To lose a friend or a family member feels beyond devastation. To lose a teacher feels beyond comprehension.

To say that I learned how to write over the past four years is inaccurate. I knew how to write. I simply didn’t know that I knew. Dinesh Allirajah didn’t tell me I could write. He showed me. He gave me weekly gifts of Hemingway and  Chekov and Chopin. He showed me that stories aren’t hugely involved epics with tragedy and love and burning buildings. He showed me how one word can say more than a paragraph. How each character has their individual right to be heard. He gave me confidence to write as myself. To be heard as myself. He showed me I can write. In person he laughed at my clumsy attempts at titles and my affinity for the word ‘fuck’. He made me read aloud every week. Despite my protests. He made me listen to others’ criticisms. Often inane. He made me have an opinion. Often inane. We exchanged little in personal words. But enough in mutual respect. For a few hours for a few weeks for a few years I absorbed what I could of his enthusiasm. His knowledge. His belief in my ability. This was his most valuable gift to me.

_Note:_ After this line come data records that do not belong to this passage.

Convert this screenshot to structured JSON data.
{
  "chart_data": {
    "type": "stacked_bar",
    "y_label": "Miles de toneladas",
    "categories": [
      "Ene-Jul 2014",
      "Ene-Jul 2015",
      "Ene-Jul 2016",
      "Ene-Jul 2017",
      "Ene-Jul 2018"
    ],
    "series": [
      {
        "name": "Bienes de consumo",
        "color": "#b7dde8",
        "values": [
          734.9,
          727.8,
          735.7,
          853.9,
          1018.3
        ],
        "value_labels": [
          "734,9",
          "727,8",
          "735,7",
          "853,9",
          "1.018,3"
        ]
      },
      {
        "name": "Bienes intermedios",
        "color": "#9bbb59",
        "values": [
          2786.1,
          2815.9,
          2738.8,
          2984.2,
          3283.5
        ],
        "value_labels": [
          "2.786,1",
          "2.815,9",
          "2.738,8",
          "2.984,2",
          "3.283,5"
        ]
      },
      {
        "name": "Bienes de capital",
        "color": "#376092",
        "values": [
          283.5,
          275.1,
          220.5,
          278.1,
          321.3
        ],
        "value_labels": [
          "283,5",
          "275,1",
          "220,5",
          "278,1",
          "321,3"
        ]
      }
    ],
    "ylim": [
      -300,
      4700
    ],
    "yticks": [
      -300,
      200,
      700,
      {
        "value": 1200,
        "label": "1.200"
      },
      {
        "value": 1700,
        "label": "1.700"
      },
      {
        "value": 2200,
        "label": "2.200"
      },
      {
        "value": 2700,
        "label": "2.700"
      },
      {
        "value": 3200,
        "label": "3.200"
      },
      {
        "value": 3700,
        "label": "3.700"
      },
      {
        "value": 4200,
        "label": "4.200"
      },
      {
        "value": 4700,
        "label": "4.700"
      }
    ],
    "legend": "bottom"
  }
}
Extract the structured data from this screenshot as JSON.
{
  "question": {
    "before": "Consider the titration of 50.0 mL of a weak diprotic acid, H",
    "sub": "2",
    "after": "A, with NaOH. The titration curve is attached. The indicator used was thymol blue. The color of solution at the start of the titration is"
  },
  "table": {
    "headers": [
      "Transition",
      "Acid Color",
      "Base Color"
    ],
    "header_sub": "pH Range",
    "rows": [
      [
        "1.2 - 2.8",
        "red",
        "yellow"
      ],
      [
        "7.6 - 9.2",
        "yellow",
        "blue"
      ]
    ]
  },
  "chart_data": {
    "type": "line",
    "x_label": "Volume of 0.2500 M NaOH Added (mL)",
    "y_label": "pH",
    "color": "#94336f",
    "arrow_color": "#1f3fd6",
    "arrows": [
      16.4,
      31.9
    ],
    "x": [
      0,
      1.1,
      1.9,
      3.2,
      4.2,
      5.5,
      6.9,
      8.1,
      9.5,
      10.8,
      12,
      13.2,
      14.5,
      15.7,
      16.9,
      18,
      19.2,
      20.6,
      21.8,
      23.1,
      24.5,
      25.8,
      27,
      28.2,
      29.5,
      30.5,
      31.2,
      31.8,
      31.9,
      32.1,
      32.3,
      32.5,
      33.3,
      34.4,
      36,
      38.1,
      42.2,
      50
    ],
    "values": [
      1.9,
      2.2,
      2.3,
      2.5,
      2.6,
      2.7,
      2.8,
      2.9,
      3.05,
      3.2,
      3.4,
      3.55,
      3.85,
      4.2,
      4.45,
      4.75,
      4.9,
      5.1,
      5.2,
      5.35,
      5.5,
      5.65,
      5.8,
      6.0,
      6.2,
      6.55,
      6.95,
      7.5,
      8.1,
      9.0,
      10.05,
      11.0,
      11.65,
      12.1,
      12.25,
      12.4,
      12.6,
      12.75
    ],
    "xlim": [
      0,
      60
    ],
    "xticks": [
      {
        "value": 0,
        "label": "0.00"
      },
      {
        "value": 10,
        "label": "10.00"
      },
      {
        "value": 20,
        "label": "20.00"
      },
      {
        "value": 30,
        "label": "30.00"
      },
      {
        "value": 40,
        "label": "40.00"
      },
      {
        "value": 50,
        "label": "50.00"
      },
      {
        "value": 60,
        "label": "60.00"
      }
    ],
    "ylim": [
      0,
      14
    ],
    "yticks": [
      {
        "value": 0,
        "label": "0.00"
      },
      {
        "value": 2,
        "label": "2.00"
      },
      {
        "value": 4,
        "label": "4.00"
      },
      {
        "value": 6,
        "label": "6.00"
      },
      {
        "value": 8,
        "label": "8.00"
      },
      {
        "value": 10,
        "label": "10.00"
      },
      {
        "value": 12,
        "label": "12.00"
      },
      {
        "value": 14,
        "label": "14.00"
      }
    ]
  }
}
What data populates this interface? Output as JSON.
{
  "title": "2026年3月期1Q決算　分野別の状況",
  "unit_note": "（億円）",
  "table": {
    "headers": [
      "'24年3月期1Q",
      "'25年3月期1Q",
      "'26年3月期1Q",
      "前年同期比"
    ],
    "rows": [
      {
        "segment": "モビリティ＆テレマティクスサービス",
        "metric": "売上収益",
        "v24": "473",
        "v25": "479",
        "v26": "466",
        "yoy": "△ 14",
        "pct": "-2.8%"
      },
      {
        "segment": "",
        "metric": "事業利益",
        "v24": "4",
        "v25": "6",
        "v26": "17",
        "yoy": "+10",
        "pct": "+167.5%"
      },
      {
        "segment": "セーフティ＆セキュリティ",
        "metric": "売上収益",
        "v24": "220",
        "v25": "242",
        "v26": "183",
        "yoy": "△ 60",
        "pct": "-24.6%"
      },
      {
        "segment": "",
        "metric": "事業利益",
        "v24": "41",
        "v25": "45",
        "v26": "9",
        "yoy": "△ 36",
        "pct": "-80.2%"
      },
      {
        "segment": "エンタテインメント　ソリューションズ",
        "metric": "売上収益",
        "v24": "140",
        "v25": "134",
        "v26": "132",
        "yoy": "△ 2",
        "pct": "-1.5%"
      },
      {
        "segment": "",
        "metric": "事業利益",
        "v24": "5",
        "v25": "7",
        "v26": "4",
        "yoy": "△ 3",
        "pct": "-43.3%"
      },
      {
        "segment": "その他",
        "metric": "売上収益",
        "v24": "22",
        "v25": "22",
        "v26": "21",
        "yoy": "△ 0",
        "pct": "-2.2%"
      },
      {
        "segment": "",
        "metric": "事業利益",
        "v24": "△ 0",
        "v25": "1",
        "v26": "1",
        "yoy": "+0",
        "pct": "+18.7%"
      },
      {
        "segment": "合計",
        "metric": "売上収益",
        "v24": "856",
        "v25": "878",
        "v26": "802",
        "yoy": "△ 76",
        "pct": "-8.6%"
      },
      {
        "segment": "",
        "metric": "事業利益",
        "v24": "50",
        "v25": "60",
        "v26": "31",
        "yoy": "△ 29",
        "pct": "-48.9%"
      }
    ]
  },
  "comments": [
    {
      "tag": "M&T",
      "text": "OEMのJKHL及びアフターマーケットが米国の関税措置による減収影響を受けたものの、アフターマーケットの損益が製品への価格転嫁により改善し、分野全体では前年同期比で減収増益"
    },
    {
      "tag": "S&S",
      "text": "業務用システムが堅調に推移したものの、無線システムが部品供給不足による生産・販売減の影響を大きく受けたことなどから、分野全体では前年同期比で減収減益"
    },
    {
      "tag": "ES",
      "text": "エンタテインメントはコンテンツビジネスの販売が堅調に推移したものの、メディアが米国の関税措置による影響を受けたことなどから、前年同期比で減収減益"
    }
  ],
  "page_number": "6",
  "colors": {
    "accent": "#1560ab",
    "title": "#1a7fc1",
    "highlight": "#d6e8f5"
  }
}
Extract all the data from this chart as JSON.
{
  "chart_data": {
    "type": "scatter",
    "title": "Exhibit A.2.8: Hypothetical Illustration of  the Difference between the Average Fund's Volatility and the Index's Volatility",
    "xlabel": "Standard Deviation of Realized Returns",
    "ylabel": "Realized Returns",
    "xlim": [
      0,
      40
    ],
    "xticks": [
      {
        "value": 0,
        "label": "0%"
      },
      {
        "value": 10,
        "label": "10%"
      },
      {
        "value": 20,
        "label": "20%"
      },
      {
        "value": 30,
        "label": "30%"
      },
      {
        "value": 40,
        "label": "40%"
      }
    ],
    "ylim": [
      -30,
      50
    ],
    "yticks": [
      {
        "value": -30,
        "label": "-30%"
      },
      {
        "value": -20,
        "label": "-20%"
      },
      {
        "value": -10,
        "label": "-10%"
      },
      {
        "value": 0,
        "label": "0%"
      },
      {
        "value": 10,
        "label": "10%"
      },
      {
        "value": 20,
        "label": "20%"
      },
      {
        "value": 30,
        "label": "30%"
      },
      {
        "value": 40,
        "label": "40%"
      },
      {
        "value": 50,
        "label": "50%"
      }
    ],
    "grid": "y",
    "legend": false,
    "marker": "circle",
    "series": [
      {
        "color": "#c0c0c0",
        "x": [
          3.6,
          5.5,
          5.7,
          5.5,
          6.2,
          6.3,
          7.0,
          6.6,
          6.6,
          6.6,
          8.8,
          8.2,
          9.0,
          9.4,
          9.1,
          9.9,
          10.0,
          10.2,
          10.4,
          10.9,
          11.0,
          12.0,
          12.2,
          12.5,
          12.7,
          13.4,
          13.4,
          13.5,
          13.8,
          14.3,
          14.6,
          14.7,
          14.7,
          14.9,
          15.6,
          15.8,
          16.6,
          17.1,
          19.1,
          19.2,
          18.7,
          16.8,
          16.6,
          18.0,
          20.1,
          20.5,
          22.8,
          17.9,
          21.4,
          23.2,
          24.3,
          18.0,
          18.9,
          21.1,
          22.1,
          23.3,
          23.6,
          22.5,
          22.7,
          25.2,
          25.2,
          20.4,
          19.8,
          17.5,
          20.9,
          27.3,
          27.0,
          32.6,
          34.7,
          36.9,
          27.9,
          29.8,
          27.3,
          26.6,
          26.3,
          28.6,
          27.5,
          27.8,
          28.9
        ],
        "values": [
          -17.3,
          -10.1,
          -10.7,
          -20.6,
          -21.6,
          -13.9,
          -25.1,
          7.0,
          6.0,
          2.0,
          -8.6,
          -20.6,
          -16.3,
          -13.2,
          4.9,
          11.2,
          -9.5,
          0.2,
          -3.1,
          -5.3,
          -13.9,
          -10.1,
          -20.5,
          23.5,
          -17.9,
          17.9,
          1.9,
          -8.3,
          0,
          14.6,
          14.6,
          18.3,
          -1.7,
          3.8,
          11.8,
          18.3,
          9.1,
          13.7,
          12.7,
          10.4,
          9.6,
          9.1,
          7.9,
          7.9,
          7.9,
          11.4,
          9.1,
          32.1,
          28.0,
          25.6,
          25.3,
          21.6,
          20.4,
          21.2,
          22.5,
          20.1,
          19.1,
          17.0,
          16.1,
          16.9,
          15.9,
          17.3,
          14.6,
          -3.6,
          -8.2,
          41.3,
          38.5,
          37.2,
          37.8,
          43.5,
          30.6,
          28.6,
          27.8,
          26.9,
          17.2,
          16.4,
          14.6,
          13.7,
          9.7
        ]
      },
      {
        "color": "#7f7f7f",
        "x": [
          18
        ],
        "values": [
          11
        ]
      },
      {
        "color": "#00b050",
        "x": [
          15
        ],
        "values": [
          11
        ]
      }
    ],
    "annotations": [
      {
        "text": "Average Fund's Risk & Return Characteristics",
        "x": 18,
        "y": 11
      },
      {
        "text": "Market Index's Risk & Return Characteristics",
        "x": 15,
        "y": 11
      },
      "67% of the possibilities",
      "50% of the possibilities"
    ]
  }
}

I said in my overly sappy introduction that to lose a teacher feels beyond comprehension. I offer no apology for my choice of words. I simply do not know how to mourn my teacher.
So why am I writing this? Why share my confusion and my misery in a public display of clipped syllables? Because this is what I have learned. Because spoken words are transient. Because anything less than permanence would feel a damned disservice.